São Paulo, 02 (AE) - Um relatório do FMI (Fundo Monetário Internacional) defende que a Argentina adote o dólar como moeda nacional para evitar uma desvalorização e reduzir o risco-país. O relatório "Cada país deve ter sua própria moeda? Os prós e os contras da dolarização", elaborado pelos economistas do FMI, foi apresentado ao governo argentino e publicado hoje pelo jornal Página/12, de Buenos Aires.
O documento afirma que a dolarização seria compatível "com os acordos" do Mercosul e "não alteraria significativamente a relação" entre Brasil e Argentina, os principais parceiros comerciais do bloco. De acordo com o Página/12, o ministro da Economia da Argentina, José Luis Machinea, faz objeções à dolarização porque a medida geraria "uma situação insustentável" no Mercosul.
Segundo o jornal, o documento faz uma "apologia" da dolarização aplicada ao caso argentino e, embora pese as vantagens e desvantagens, mostra-se absolutamente favorável à dolarização na Argentina, onde vigora desde 1991 a paridade entre o peso e o dólar. "A persistência de uma diferença entre as taxas de juro em pesos e em dólares evidencia que ainda se percebe o risco do fim do câmbio fixo", diz o documento.
Mas a dolarização, "ao eliminar a incerteza no câmbio, promete reduzir o risco-país e baixar as taxas de juro", afirma o estudo preparado pelos Departamentos de Pesquisa e do Hemisfério Ocidental e aprovado por seus respectivos diretores, Michael Mussa e Claudio Loser. Os membros da comissão executiva do FMI receberam o relatório de 50 páginas no dia 2 de novembro passado. Foram enviadas cópias também para o representante argentino no FMI, Guillermo Zoccali, e o ministro José Luis Machinea, diz o jornal.
O informe indica que, no caso argentino, o "risco-país poderia cair à metade se fosse eliminado o risco da desvalorização", permitindo obter uma melhor taxa de juro para o refinanciamento da dívida argentina.
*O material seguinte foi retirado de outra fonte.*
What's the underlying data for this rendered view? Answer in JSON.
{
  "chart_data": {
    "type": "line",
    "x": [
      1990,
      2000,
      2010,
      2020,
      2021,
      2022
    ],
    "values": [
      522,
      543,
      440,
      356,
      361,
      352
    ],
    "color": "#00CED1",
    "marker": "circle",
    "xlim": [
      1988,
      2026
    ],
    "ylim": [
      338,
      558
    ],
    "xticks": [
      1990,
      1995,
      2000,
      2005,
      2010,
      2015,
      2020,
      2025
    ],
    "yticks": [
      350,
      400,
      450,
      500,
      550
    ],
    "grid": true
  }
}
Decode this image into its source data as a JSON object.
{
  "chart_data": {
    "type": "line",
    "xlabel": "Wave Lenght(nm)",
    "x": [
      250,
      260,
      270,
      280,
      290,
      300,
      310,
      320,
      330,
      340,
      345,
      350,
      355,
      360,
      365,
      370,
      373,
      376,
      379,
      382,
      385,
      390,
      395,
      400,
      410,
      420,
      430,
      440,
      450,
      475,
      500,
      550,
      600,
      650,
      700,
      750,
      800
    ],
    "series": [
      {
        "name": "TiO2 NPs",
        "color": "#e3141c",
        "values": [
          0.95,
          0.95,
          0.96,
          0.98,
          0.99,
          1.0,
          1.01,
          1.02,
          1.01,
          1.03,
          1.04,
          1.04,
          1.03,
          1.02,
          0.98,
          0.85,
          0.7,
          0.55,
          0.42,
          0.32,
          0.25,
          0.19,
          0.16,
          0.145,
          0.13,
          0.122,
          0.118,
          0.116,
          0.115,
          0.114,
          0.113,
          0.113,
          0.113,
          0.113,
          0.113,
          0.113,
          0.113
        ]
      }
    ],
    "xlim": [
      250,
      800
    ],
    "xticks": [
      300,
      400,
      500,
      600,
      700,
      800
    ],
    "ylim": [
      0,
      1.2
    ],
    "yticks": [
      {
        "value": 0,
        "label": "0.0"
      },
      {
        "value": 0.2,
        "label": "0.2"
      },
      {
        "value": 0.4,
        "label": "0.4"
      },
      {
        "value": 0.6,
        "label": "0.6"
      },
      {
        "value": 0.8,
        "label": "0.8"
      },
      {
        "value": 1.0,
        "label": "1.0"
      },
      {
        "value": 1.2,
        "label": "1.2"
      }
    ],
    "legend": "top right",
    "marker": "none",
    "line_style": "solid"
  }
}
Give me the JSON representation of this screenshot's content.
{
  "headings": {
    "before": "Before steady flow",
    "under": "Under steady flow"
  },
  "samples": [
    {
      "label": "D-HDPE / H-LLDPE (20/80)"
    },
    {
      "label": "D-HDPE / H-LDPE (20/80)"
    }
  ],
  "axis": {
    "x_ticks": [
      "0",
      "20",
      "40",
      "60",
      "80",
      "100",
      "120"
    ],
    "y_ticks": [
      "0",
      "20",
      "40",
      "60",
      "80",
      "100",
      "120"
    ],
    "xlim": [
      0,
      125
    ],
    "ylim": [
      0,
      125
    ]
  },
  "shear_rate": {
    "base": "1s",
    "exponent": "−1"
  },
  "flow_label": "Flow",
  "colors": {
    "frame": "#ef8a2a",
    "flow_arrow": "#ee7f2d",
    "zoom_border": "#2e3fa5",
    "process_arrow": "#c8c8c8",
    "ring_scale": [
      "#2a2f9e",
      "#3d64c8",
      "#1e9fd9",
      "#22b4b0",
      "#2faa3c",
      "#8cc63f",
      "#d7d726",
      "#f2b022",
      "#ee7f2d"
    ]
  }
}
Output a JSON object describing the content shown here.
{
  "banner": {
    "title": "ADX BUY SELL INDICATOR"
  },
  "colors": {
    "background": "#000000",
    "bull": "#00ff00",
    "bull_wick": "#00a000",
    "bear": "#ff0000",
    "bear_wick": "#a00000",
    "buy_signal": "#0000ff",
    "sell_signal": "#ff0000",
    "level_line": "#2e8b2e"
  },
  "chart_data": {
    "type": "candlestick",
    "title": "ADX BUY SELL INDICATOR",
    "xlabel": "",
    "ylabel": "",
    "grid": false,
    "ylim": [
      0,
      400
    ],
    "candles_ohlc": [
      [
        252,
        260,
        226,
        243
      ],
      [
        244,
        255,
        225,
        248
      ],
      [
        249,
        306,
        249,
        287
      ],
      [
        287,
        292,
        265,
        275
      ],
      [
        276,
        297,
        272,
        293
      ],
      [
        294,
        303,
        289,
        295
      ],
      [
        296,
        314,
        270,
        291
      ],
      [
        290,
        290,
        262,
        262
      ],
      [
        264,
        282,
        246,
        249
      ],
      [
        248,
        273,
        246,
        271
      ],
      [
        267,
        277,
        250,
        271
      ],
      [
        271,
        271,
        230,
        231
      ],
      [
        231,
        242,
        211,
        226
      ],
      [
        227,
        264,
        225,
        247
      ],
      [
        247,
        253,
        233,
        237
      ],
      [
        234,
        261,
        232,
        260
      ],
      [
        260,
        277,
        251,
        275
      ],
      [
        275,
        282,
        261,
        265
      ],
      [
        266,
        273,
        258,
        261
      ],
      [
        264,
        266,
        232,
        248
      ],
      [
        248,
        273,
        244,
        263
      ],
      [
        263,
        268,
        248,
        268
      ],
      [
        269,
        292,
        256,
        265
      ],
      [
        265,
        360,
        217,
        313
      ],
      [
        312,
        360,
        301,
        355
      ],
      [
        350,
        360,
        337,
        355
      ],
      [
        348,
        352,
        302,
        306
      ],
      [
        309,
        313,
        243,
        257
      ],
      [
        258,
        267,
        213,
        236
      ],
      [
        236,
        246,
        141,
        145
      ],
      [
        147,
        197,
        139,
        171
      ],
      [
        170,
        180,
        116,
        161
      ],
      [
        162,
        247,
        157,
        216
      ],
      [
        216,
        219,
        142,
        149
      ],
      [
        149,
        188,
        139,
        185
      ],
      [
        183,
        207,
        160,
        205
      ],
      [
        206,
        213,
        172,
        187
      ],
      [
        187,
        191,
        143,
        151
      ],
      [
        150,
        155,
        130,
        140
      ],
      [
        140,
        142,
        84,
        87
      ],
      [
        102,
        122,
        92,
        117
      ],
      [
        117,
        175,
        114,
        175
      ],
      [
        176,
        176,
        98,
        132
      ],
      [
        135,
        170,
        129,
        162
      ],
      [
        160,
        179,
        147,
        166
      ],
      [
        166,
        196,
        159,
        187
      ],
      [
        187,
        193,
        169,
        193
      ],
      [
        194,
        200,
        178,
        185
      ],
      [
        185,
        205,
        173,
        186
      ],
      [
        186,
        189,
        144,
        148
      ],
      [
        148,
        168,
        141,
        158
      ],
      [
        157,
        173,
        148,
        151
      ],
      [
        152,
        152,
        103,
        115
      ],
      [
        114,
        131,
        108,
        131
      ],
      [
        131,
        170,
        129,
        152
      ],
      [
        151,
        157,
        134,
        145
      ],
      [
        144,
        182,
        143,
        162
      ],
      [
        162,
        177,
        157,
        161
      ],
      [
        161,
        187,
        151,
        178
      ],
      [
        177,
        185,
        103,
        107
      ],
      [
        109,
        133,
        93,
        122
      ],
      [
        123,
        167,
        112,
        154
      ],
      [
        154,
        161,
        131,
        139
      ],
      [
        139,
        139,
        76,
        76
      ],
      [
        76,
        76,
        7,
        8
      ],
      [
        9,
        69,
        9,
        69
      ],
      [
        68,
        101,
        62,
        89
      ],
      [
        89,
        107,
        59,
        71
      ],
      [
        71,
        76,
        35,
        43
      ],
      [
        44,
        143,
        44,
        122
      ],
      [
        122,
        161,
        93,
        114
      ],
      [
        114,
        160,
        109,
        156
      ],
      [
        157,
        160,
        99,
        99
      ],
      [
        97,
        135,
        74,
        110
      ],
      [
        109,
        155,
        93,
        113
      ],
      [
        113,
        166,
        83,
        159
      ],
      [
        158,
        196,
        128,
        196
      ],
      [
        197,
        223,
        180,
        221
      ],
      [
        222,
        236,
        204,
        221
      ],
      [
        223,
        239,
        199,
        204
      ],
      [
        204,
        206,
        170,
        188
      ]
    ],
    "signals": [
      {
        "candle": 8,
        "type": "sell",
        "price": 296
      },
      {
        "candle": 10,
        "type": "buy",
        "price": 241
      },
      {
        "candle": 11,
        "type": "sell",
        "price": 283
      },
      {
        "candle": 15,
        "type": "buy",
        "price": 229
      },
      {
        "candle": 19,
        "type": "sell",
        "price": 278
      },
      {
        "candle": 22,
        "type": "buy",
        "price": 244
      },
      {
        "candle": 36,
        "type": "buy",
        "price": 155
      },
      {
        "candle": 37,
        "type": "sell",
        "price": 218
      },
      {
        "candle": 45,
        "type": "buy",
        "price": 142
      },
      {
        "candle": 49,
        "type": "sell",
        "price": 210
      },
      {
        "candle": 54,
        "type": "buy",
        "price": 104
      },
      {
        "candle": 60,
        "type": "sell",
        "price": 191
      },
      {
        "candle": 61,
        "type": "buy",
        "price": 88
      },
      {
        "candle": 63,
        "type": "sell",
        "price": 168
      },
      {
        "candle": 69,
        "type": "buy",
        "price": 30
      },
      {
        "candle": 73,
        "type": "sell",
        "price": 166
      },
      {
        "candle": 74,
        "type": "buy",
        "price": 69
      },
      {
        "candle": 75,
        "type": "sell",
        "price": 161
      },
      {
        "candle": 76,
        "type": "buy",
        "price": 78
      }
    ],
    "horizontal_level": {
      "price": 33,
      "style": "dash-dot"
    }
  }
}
O FMI acha que a medida também "promoveria o desenvolvimento financeiro e dos investimentos", em especial se fosse implementada "não como uma ação unilateral, mas por meio de alguma forma de acordo monetário com os EUA".
Entre as desvantagens, o organismo afirma que a fórmula "não elimina o risco de uma crise externa, porque os investidores talvez se retirem ao perceber problemas na solvência fiscal ou no sistema financeiro". Contudo, a medida "promete um humor do mercado menos volátil", já que a eliminação do risco cambiário tende a "limitar a amplitude da crise", diz o relatório.
Outra desvantagem seria a perda da receita financeira que o país obtém com a aplicação das reservas do Banco Central, mas o documento ressalva que os EUA poderiam compensar a Argentina no âmbito de um tratado de associação monetária com os EUA.